Rund 70 Mrd. ATS fließen in den viergleisigen Ausbau der Westbahn von Wien nach Salzburg. Das Projekt umfaßt die Modernisierung der Bestandsstrecken, den viergleisigen Ausbau, die Errichtung von Güterterminals und die Modernisierung der Bahnhöfe im Rahmen der ÖBB-Bahnhofsoffensive. 2010 soll der Großteil der Bauvorhaben umgesetzt sein, rund ein Viertel der Neu- und Ausbaumaßnahmen sind bereits fertig.

Bahnhofsoffensive

Entlang der Westbahn nehmen die Bahnhöfe Wels, Linz, Salzburg und Innsbruck bereits konkrete neue Formen an. Die Reise beginnt bereits vor der Zugabfahrt. Durch optimale Anbindung der Bahnhöfe an öffentliche Verkehrsmittel und Park & Ride Anlagen gelangen Bahnreisende schneller und einfacher ans Ziel.

Bahnhof Wels
Derzeit trennt die breite Gleisanlage des Bahnhofes die Stadt in zwei Hälften. Der neue Bahnhof verfolgt mit einer durchgängig hellen Halle ein integratives Gesamtkonzept, das die Gleisanlage brückenförmig überdacht. Die Projekteinreichung erfolgt im Sommer 2000. Das Projekt des Architektenteams Luger und Maul aus Wels wird 2004 fertig werden.

Bahnhof Linz
Der Linzer Hauptbahnhof ist einer der frequenzstärksten in ganz Österreich. Nach dem anfänglichen Plan, die alte Struktur des Bahnhofs zu erhalten, wird nun ein eigenständiger Neubau errichtet. Zusammen mit der neuen Nahverkehrsdrehscheibe wird das Aufnahmegebäude zu einem hellen, übersichtlichen Gesamtbauwerk verschmolzen. Nach Abschluß der behördlichen Verfahren mit dem Neubau 2001 begonnen werden. Das Projekt soll von Prof. Wilhelm Holzbauer durchgeführt werden. Die Fertigstellung des Gesamtgebäudes ist 2005 geplant.

Bahnhof Salzburg
Der neue Salzburger Hauptbahnhof zeichnet sich durch ein harmonisches Miteinander von moderner Architektur und historischer Bausubstanz aus. Die beiden Stadtteile Schallmos und Elisabethvorstadt werden durch eine breite unterirdische Passage miteinander verbunden. Die denkmalgeschützte Bausubstanz bleibt erhalten. Baubeginn des Projekts von Architekt Kada aus Graz ist 2001. In nur 3 Jahren soll der Bahnhof fertiggestellt sein.

Bahnhof Innsbruck
Der Innsbrucker Hauptbahnhof wird komplett neu gebaut und die berühmten Max-Weiler-Fresken in den modernen Neubau integriert. Das Projekt der Architekten Riegler und Riewe aus Graz wird im Mai 2000 bei der Behörde eingereicht. Bis 2003 soll der Bahnhof fertiggestellt sein.
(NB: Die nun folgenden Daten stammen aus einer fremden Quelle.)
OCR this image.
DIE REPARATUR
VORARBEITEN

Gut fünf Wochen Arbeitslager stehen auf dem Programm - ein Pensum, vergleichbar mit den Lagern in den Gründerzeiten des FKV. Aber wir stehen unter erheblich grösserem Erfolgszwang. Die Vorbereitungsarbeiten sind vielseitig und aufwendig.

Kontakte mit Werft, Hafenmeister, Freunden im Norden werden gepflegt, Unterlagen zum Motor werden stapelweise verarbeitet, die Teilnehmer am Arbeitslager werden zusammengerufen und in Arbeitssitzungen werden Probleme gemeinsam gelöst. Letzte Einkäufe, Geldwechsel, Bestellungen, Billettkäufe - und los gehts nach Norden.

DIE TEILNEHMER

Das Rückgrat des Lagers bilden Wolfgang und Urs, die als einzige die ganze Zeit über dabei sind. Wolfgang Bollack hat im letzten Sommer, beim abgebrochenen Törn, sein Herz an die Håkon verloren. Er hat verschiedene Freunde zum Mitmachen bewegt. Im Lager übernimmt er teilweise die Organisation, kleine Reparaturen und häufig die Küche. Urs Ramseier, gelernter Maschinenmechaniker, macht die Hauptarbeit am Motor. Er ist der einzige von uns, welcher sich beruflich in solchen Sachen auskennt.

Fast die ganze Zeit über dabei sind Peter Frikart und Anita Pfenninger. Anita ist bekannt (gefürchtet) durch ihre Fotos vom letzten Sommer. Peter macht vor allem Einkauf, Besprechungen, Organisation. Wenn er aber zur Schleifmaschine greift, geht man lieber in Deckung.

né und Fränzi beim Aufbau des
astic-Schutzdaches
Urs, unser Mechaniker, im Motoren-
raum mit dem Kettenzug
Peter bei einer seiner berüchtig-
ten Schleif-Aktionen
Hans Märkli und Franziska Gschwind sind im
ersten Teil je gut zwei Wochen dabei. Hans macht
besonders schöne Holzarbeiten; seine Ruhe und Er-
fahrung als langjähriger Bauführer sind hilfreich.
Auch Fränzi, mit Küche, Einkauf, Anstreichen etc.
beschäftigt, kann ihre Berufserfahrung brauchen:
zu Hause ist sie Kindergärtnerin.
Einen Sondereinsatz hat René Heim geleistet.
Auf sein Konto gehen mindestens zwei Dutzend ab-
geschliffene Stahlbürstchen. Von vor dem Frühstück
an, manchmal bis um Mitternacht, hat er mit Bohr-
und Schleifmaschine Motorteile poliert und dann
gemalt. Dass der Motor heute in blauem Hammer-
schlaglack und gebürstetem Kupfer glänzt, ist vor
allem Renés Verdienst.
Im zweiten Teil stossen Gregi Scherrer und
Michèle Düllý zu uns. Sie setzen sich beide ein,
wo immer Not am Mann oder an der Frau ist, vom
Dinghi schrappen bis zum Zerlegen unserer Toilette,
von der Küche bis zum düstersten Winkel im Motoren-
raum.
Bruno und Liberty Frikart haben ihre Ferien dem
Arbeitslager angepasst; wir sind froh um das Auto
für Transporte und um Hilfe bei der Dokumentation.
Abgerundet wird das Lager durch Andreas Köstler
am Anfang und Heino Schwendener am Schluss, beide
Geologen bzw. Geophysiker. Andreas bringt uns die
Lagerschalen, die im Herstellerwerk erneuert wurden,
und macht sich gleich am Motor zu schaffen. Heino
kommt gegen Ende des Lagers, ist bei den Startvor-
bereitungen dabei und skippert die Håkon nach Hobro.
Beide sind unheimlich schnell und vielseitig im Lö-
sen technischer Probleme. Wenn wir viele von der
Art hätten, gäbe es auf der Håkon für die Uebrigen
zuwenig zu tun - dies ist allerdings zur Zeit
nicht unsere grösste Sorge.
Qualitätsoffensive Personenverkehr
Die neuen Fahrzeiten, Triebwagen, Bahnhöfe und die bis zu 200 km/h befahrbare viergleisige Westbahn öffnen das Leistungsangebot der Bahn für völlig neue Kundenschichten. Die ÖBB werden vor allem auf dem umkämpften Markt der Tagesrandverbindungen eine kräftige Frequenz-und Umsatzsteigerung verzeichnen. Geschäftsreisende sollen den Zug als mobiles Büro mit höchstem Komfort nutzen. Vom Internetanschluß über den durchgehenden Handyempfang bis zu modernsten Informationssystemen an Bord werden die neuen Triebzüge alle Stücke spielen.